Which is why he needs his side to keep ticking over in the league and a win at Wembley on Boxing Day will help. Dele Alli managing to stay out of the news for the wrong reasons would also be a Christmas treat for his manager.
READ MORE: Jonathan Liew interviews new Saints boss Mauricio Pellegrino
2. Cherries by no means on top
Bournemouth have not won in eight games and Jermain Defoe has just been ruled out with a long-term injury. It’s a bleak midwinter for the Cherries and not even the promise of a January transfer window feels likely to reverse that for now.
Eddie Howe’s side got a lot of praise for ‘trying to play football’ against Liverpool, which is synonymous with ‘letting Liverpool stroll through them’ as Bournemouth slid into the relegation zone. We know that the bottom half of the table is pretty much ten or eleven teams of similar quality but there will be a point in the spring when the larger mush begins to fracture and teams will be left behind. Swansea are threatening to be one of those but would it surprise anyone if Bournemouth sunk with them?
Only the Swans and West Bromwich Albion have fewer goals than Bournemouth this season - take away Defoe and that isn’t going to get any better. Their season, and Premier League status, might just depend on whether they can find another goalscorer.
3. Battle of the Mourinhos
The Ginger Mourinho travels to Old Trafford to take on the original in a game that doesn’t exactly seem ripe for flowing, attacking football.
Miguel Delaney gave this match a far better preview than I ever could so I’ll let that speak for itself, but after tossing away what should have been a regulation victory at Leicester with profligate finishing, Manchester United will know that there are no excuses when the Clarets come to town.
4. WTFord
Marco Silva is handsome and Watford are pretty good. These were two things we took for granted in early season as the glory Hornet boys milled about the top of the table with the established elite, but far quieter has been their gradual slide down the table and four consecutive defeats have them threatening to join the mid-table mess below.
Watford have what should be an eminently winnable home game against Leicester but their performance at Brighton on Saturday suggests no win will be easy for them ever again and the Foxes are in fine form themselves.
This fixture has history, of course, with one of the all-time great passages of play occurring in that play-off semi-final second leg when Anthony Knockaert missed a penalty that probably should never have been awarded, Watford countered and Troy Deeney smashed home the decisive goal to send Vicarage Road absolutely wild
It has no relevance to this match, which will see an almost entirely different cast of players but it’s Christmas Day so you’ve got time to watch the video - which is brilliant.
5. Stoking the fires
Just when you think Stoke City can’t possibly stick by Mark Hughes any longer, he gets the win that buys him more time.
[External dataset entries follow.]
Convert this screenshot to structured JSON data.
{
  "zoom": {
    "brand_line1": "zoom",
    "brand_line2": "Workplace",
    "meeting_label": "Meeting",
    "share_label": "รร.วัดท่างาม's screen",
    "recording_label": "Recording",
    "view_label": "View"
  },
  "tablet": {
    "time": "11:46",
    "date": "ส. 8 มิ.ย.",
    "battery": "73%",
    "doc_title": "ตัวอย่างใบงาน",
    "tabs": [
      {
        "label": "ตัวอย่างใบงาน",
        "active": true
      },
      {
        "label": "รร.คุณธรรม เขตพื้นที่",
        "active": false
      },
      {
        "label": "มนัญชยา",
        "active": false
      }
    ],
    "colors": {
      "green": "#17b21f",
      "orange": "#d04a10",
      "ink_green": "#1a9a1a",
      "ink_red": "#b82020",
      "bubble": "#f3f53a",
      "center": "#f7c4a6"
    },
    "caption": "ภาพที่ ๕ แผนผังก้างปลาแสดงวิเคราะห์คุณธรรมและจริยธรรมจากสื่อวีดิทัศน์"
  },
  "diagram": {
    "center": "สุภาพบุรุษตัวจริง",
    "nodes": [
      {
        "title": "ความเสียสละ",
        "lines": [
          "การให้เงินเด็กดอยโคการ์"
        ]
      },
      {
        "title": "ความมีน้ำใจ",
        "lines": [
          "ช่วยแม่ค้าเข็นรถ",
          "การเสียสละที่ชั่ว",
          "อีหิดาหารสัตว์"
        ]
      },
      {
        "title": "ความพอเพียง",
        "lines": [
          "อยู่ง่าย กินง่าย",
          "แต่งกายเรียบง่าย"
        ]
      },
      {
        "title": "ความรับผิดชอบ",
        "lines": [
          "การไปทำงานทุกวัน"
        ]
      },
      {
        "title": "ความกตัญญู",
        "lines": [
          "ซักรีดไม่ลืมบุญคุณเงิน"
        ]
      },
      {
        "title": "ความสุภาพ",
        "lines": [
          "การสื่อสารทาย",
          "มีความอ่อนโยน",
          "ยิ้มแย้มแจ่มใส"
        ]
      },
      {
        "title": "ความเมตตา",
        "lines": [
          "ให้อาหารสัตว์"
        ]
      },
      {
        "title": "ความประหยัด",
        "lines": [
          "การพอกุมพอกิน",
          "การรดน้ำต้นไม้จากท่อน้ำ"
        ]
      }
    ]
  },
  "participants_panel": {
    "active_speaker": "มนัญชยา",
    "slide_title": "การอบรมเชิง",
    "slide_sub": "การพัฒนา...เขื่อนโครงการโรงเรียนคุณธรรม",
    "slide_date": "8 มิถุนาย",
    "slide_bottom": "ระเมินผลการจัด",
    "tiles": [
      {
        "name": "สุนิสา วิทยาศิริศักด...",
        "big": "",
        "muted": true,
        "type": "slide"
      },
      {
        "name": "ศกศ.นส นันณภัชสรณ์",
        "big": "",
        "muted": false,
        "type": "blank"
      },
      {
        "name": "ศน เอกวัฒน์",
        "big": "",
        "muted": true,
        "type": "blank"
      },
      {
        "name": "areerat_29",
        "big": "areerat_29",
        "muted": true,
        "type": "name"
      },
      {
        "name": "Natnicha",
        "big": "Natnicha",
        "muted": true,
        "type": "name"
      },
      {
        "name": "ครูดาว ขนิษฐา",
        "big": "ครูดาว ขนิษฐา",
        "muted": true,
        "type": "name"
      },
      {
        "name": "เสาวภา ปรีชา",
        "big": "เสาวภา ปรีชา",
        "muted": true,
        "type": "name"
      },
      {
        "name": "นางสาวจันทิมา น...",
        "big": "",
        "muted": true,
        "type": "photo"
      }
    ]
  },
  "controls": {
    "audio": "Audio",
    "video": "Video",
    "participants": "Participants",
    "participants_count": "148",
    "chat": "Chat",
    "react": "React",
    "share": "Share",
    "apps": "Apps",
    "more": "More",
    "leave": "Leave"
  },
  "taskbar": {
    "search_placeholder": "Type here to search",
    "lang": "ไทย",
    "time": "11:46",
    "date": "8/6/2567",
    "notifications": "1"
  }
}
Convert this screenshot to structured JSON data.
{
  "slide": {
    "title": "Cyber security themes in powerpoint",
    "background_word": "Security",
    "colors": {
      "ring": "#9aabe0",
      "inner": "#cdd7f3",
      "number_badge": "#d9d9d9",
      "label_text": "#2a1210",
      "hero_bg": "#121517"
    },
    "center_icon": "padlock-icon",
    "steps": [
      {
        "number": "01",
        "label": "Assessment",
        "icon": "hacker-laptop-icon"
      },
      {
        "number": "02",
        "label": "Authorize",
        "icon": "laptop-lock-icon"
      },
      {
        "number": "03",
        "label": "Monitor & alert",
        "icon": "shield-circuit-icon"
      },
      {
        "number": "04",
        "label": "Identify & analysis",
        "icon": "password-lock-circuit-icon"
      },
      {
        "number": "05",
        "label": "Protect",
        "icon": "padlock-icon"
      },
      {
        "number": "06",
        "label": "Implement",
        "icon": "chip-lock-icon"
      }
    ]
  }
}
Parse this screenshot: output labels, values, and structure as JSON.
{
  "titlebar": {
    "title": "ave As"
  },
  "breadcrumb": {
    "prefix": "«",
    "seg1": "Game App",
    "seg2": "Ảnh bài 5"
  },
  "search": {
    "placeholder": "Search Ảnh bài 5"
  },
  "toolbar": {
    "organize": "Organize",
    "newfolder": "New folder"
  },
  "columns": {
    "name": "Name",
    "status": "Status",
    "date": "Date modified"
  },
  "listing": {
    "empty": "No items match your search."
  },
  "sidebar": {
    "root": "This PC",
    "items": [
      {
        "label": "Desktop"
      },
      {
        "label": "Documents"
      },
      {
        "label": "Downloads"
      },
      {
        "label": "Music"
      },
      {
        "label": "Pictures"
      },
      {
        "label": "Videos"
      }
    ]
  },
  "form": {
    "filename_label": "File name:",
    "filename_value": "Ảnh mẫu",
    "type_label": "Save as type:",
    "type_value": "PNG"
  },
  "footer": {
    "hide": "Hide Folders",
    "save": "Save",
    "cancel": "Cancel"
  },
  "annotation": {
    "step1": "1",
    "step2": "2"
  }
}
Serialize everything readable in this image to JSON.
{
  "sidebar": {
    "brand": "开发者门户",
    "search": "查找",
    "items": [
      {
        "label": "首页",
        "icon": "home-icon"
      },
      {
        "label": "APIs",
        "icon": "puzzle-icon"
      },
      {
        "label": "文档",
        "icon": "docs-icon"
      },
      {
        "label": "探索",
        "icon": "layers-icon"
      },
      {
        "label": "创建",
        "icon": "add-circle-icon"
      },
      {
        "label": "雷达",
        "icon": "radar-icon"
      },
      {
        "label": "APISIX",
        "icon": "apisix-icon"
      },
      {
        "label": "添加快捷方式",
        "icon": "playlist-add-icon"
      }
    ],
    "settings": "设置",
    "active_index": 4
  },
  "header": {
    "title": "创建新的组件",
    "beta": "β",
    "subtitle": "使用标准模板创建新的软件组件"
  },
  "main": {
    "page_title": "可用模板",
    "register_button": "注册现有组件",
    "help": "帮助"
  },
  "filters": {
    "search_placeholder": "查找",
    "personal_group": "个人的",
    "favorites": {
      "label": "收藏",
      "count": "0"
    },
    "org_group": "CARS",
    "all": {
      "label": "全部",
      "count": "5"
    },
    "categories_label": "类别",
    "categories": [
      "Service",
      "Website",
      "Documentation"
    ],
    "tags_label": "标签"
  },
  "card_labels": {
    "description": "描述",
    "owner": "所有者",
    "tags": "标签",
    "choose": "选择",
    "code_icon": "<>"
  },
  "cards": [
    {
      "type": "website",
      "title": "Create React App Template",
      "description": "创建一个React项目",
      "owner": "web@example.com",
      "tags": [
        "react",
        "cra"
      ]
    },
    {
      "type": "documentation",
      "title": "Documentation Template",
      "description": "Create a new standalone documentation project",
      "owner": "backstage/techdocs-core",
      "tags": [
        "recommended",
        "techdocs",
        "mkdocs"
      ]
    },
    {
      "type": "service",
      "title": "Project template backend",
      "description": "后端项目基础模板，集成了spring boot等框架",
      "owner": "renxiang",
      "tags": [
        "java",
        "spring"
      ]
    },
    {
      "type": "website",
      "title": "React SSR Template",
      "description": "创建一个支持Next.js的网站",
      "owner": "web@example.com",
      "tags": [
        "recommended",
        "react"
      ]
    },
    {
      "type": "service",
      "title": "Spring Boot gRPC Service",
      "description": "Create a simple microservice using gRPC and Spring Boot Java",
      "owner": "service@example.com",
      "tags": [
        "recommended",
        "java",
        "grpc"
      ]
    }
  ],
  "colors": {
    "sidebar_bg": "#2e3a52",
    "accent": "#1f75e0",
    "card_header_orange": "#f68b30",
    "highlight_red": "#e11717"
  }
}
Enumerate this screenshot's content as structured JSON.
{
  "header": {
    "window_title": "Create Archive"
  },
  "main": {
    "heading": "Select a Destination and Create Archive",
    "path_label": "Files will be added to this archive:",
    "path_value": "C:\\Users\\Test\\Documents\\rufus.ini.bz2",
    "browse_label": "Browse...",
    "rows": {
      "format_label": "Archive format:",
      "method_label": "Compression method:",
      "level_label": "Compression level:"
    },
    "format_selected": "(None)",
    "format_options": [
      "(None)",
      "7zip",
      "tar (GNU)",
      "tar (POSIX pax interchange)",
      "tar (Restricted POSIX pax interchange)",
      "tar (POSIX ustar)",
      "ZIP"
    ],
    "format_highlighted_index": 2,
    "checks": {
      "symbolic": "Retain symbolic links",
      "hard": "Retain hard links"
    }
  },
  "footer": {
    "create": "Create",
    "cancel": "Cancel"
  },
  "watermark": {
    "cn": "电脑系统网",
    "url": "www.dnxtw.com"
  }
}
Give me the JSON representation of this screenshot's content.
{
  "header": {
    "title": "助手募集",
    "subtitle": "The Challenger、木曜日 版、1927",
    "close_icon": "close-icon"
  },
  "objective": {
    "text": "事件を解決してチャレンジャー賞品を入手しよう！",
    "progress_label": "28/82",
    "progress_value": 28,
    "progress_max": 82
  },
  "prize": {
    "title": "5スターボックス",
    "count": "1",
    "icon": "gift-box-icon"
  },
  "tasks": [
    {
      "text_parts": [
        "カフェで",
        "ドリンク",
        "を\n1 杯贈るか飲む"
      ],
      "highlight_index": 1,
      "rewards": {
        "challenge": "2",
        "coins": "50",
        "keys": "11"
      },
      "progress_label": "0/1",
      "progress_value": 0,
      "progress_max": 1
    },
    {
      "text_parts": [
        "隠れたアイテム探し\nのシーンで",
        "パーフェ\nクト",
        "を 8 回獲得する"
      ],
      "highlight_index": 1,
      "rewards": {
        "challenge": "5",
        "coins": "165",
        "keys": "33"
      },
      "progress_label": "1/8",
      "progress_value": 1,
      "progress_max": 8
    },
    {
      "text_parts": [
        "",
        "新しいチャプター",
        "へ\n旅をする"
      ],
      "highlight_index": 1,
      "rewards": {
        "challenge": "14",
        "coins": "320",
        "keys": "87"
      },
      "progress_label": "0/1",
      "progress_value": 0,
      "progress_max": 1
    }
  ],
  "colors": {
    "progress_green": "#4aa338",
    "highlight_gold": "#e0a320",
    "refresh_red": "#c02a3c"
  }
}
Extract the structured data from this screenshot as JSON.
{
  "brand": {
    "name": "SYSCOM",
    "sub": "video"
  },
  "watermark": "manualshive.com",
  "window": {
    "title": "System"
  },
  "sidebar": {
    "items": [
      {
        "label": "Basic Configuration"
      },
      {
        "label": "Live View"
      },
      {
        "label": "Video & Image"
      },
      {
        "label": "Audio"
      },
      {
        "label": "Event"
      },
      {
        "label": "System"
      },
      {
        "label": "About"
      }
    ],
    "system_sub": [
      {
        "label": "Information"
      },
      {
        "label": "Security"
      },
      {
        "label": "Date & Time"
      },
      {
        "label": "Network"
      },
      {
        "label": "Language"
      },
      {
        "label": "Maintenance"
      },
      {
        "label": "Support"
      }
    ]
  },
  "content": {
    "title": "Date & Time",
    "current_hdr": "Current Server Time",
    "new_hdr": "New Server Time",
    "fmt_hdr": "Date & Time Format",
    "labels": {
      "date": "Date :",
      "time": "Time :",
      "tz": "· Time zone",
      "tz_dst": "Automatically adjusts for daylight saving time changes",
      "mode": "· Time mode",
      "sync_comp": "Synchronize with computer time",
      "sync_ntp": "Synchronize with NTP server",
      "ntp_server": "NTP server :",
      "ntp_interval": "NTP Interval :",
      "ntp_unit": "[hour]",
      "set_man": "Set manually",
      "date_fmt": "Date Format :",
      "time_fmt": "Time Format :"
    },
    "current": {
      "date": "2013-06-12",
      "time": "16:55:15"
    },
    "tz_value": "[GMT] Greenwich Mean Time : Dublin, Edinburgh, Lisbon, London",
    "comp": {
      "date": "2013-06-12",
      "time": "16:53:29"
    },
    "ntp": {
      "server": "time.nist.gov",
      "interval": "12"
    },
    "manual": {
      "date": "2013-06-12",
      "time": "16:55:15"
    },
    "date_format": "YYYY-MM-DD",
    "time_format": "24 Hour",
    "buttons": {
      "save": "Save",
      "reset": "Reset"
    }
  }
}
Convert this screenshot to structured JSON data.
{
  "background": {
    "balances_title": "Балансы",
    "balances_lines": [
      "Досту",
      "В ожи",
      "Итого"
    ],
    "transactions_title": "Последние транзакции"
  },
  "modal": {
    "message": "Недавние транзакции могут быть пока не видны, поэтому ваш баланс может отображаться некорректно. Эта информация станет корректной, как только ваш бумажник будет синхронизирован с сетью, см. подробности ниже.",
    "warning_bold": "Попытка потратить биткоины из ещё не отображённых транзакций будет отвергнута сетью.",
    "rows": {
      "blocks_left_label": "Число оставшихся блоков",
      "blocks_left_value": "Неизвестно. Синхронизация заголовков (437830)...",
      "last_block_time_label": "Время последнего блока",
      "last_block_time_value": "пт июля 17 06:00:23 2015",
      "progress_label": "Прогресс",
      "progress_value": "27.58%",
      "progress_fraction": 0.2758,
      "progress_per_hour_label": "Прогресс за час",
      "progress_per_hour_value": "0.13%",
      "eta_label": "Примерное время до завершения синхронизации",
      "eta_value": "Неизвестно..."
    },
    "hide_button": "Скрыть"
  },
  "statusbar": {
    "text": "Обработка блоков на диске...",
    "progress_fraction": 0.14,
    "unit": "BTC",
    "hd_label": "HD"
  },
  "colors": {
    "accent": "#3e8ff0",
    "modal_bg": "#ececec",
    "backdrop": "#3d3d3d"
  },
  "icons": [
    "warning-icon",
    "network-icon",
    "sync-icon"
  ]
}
It means a team that is stuck in a sort of purgatory - not good enough to do anything exciting but not quite bad enough (yet) to get relegated.
A trip to Huddersfield will be a game Hughes expects to win and the fans will feel similarly but David Wagner’s side have finally started scoring goals, which was their main barrier to winning games (funny how that works).
Should Stoke lose though, there will be more rumblings, more frustration and - almost certainly - more defeats until he’s on the brink of the sack and manages to pull out a win again. That’s just how it is.